With the active roster eligible to expand to 40 players on Sept. 1, the Twins could very well rely on a pitcher currently in the Minors to make a start down the stretch. Doing that, however, comes with many things to consider.
"You don't want to leave yourself short here, and you don't want to blow up a team that's going or has a chance to be in the playoffs," Antony said, referring to Rochester, which entered Sunday leading the Wild Card race in the International League. "It's kind of that fine line. OK, if we bring this player, are they going to play, or are they just going to be on the bench and available if we need them? ... You don't want to have too many guys.
"You factor all those things in, then maybe it's better to leave them there and let them play, experience a playoff race and everything else -- because you're trying to teach guys how to win, too. It's all part of the development process. We'll weigh all those things."
• Twins reliever Anthony Swarzak allowed one hit in 2 2/3 innings of scoreless relief on Saturday. The team doesn't view him as a starter, though Gardenhire did not rule out the idea of using him from the first inning on.
"If we need him to start, we'll put him in there," said Gardenhire. "He ate up some innings last night for us again. He threw really well. ... It's not like we talk about him being a starter. He's in our bullpen. But if we need him to start, we wouldn't be afraid to [use him] at all."

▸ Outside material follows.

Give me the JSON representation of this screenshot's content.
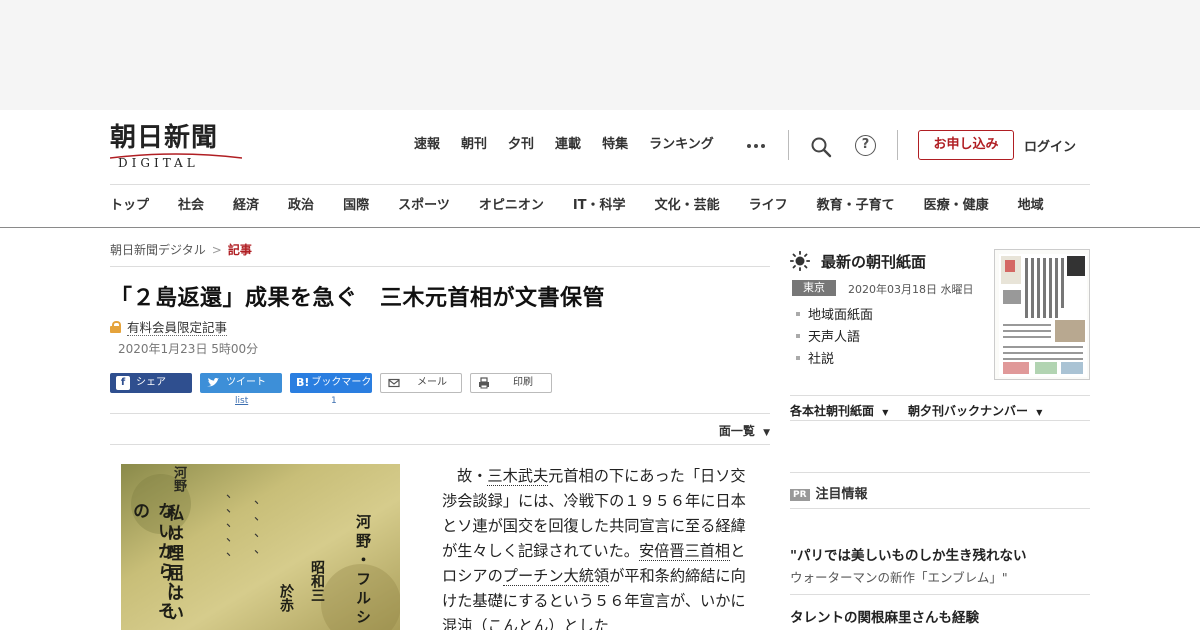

In 38 appearances this season, Swarzak is 1-2 with a 2.78 ERA. He has made 28 starts in his career.
• Minnesota named Danny Santana, a shortstop at Double-A New Britain, as its Minor League Player of the Week. Santana hit .348 (8-for-23) across seven games for the Rock Cats, with one home run, five RBIs, a double, two triples, two stolen bases and four runs scored.
Mark Emery is an associate reporter for MLB.com. This story was not subject to the approval of Major League Baseball or its clubs.